Defensoras criam protocolo para auxiliar mulheres que ‘peregrinam’ em busca do aborto legal
Em uma tentativa de padronizar protocolos e facilitar o encaminhamento de mulheres que buscam assistência para fazer o aborto legal, defensoras públicas de nove Estados criaram uma cartilha com informações e orientações para distribuir internamente. O documento sistematiza marcos legais e normativos sobre o aborto e oferece até modelos de petições que os defensores públicos podem usar nos atendimentos.
A ideia surgiu de uma necessidade prática. Com frequência, os Núcleos de Promoção e Defesa dos Direitos das Mulheres, braços das Defensorias dos Estados especializados nos direitos sexuais e reprodutivos, são acionados para responder dúvidas sobre o aborto legal. O protocolo foi pensado como um material de consulta para defensores de todo o País.
O aborto no Brasil é permitido em três situações – violência sexual, risco de morte para a gestante ou feto com anencefalia. Embora esse seja um direito previsto em lei, a criminalização do procedimento afeta inclusive os casos ressalvados na legislação.

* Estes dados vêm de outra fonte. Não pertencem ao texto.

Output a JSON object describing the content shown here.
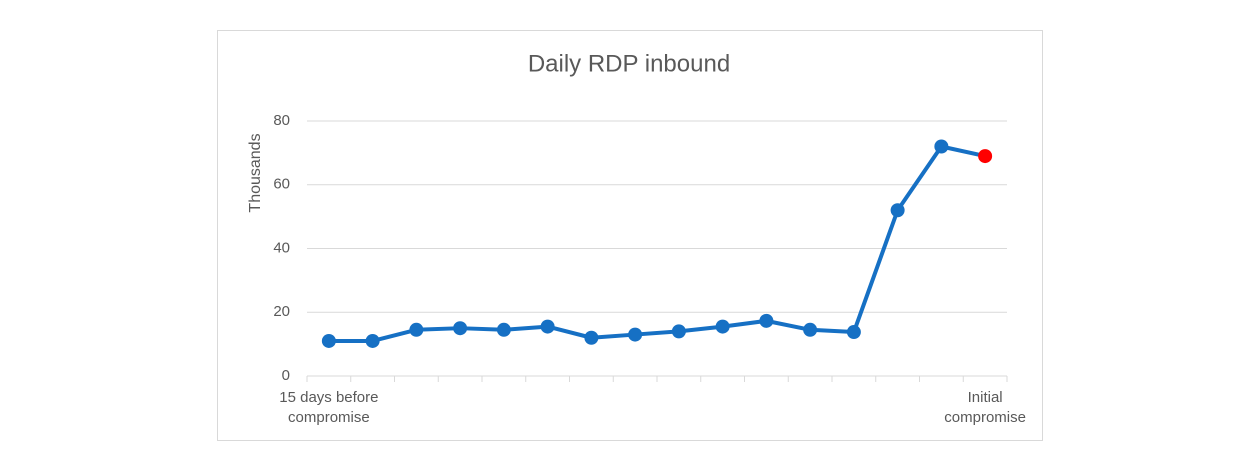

“Há um estigma que circunda o tema, que afeta inclusive os casos de aborto legal, mas o aborto é um direito legal e reprodutivo das mulheres. Essa carga valorativa negativa dificulta que as mulheres busquem os seus direitos”, avalia a defensora pública Mariana Nunes, do Paraná, uma das profissionais envolvidas no projeto.
O trabalho da Defensoria Pública nos casos de aborto legal é, essencialmente, extrajudicial. O foco é assegurar que as mulheres tenham o direito garantido no menor tempo possível. Não há necessidade de autorização judicial para os casos previstos em lei.
O Código Penal também não prevê limite da idade gestacional para o procedimento. Com isso, os marcos temporais variam entre os Estados. A burocracia torna o trâmite demorado e, muitas vezes, os defensores se veem em uma “corrida contra o tempo”, conta Mariana. Não é raro que as pacientes sejam encaminhadas para outras cidades.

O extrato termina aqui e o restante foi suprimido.